The transcriptional analysis of the PRRSV-infected Landrace macrophages showed a clear additional early accumulation of IFNB transcripts centred on 2 hpi, which largely precedes the replication of the viral RNA genome (Ait-Ali et al. 2007). We noticed that this early induction correlated with the induction of the type-I interferon transcripts such as those encoding antiviral components such as MX1, OAS1, RHIV-1, IRF1 and some of the MHC class I transcripts. We also observed that Th-1-related transcripts encoding pro-inflammatory interleukins IL-6 and IL-16 were followed by the fluctuating up-regulation of anti-inflammatory IL-10 transcript. Interestingly, IL-6 and IL-10 cytokine levels correlated at early time points and to some extent with the modulation of corresponding transcripts measured by transcriptomics (P < 0.05). Thus, according to the hypothesis formulated above, PRRSV may not be able to exert sufficient control of the secretion of IL-6 and IL-10 in Landrace macrophage.
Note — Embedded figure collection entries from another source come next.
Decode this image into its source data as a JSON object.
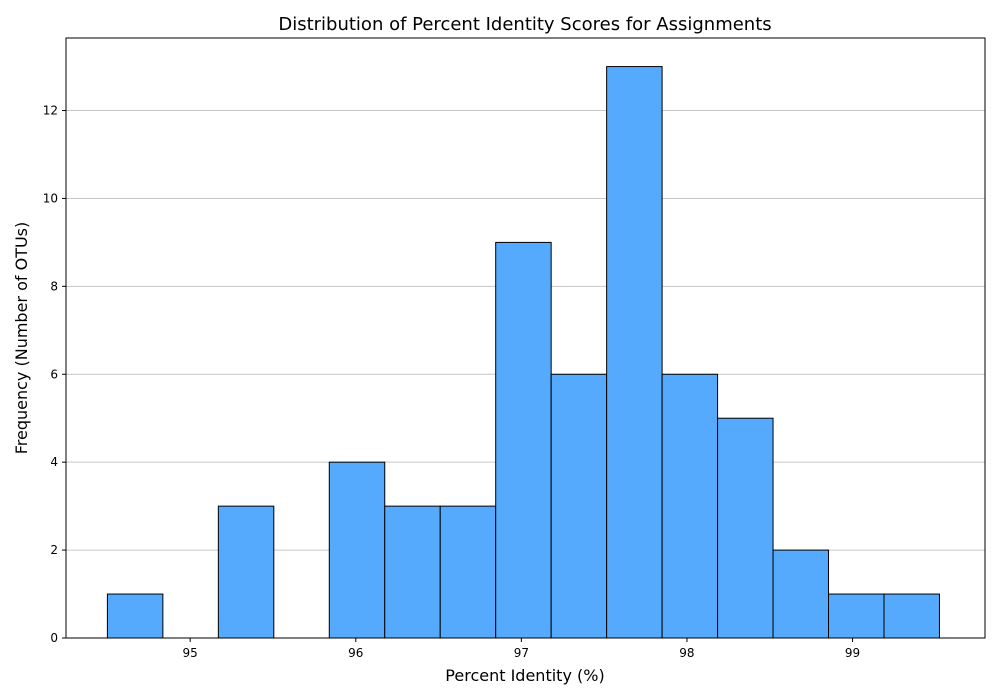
{
  "chart_data": {
    "type": "bar",
    "title": "Distribution of Percent Identity Scores for Assignments",
    "xlabel": "Percent Identity (%)",
    "ylabel": "Frequency (Number of OTUs)",
    "xlim": [
      94.25,
      99.8
    ],
    "ylim": [
      0,
      13.65
    ],
    "xticks": [
      95,
      96,
      97,
      98,
      99
    ],
    "yticks": [
      0,
      2,
      4,
      6,
      8,
      10,
      12
    ],
    "grid": "y-axis horizontal lines",
    "bin_edges": [
      94.5,
      94.835,
      95.17,
      95.505,
      95.84,
      96.175,
      96.51,
      96.845,
      97.18,
      97.515,
      97.85,
      98.185,
      98.52,
      98.855,
      99.19,
      99.525
    ],
    "values": [
      1,
      0,
      3,
      0,
      4,
      3,
      3,
      9,
      6,
      13,
      6,
      5,
      2,
      1,
      1
    ],
    "bar_color": "#56aafe",
    "edge_color": "#000000"
  }
}
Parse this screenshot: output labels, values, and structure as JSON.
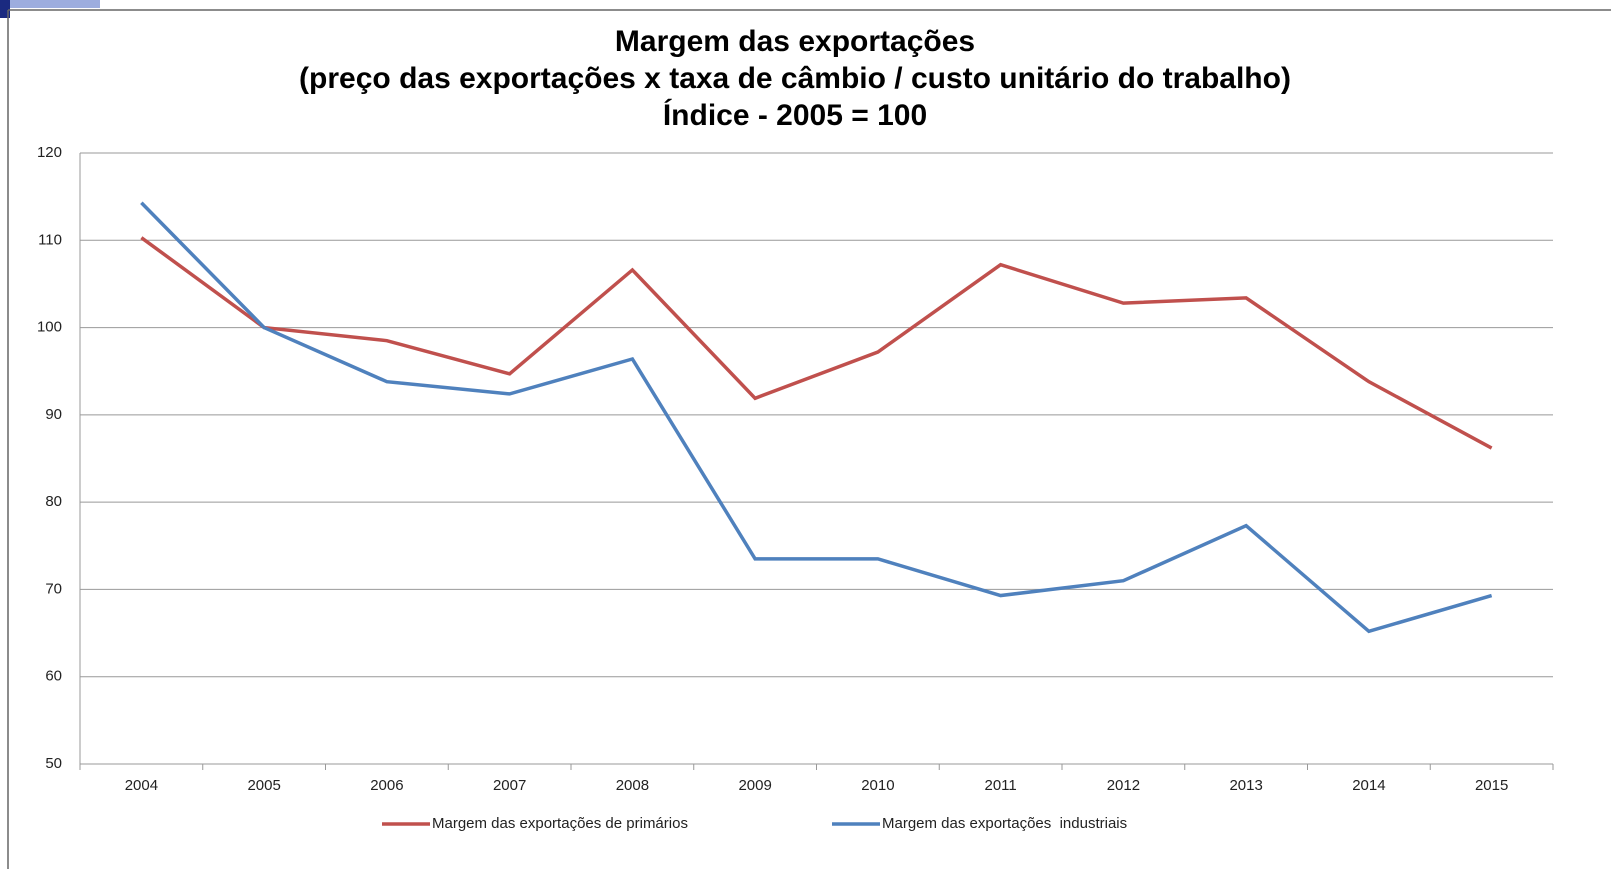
{
  "chart_data": {
    "type": "line",
    "title": [
      "Margem das exportações",
      "(preço das exportações x taxa de câmbio / custo unitário do trabalho)",
      "Índice - 2005 = 100"
    ],
    "categories": [
      "2004",
      "2005",
      "2006",
      "2007",
      "2008",
      "2009",
      "2010",
      "2011",
      "2012",
      "2013",
      "2014",
      "2015"
    ],
    "series": [
      {
        "name": "Margem das exportações de primários",
        "color": "#c0504d",
        "values": [
          110.3,
          100,
          98.5,
          94.7,
          106.6,
          91.9,
          97.2,
          107.2,
          102.8,
          103.4,
          93.8,
          86.2
        ]
      },
      {
        "name": "Margem das exportações  industriais",
        "color": "#4f81bd",
        "values": [
          114.3,
          100,
          93.8,
          92.4,
          96.4,
          73.5,
          73.5,
          69.3,
          71.0,
          77.3,
          65.2,
          69.3
        ]
      }
    ],
    "ylim": [
      50,
      120
    ],
    "yticks": [
      50,
      60,
      70,
      80,
      90,
      100,
      110,
      120
    ],
    "grid": true,
    "legend": "bottom"
  }
}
Furthermore, these data confirmed that a Th-1 cytokine response is taking place during the early infection of Landrace macrophages which was not apparent during the infection of Pietrain macrophages. In contrast, numerous transcripts encoding MHC class II molecules and chemokines such as MIP1B and AMCFII remained almost unaffected when compared to the Pietrain macrophage response.

These observations are reminiscent of the transcriptional diversity between macrophages in inbred mice strains in response to lipopolysaccharide. Taken together, these results suggest that the early induction of type-I interferon response may be the underlying reason of the remarkable delayed/reduced susceptibility of the Landrace macrophage PRRSV replication. This hypothesis may be explained by the genetic differences between Pietrain and Landrace breed pigs used for this experiment. An important implication of this hypothesis would propose that the delay of the immunosuppression exerted by PRRSV may well be one of the early mechanisms by which the virus is invading macrophage. Finally, the results would also suggest that genetic analysis of the innate immunity to PRRSV could potentially contribute to the identification of new alleles that would contribute to PRRSV ‘resistome’ during early viral infection.

What are the underlying causes of Landrace macrophage-reduced susceptibility?

The data highlight that intrinsic innate immune differences between the Pietrain and the Landrace may exist. Studies have shown the influence of the host genetic background on host pathogen interactions by assessing the transcriptional responses of macrophages from five inbred mouse strains to LPS. However, in our study, we have shown that the Landrace macrophages have an almost normal response to polyI:C, and no apparent differences were identified in the promoter of IFNB gene between the Pietrain and Landrace. Thus, for reasons that remain to be elucidated, in Landrace macrophages, PRRSV may be less able to interfere with the host’s early innate immune defence signalling.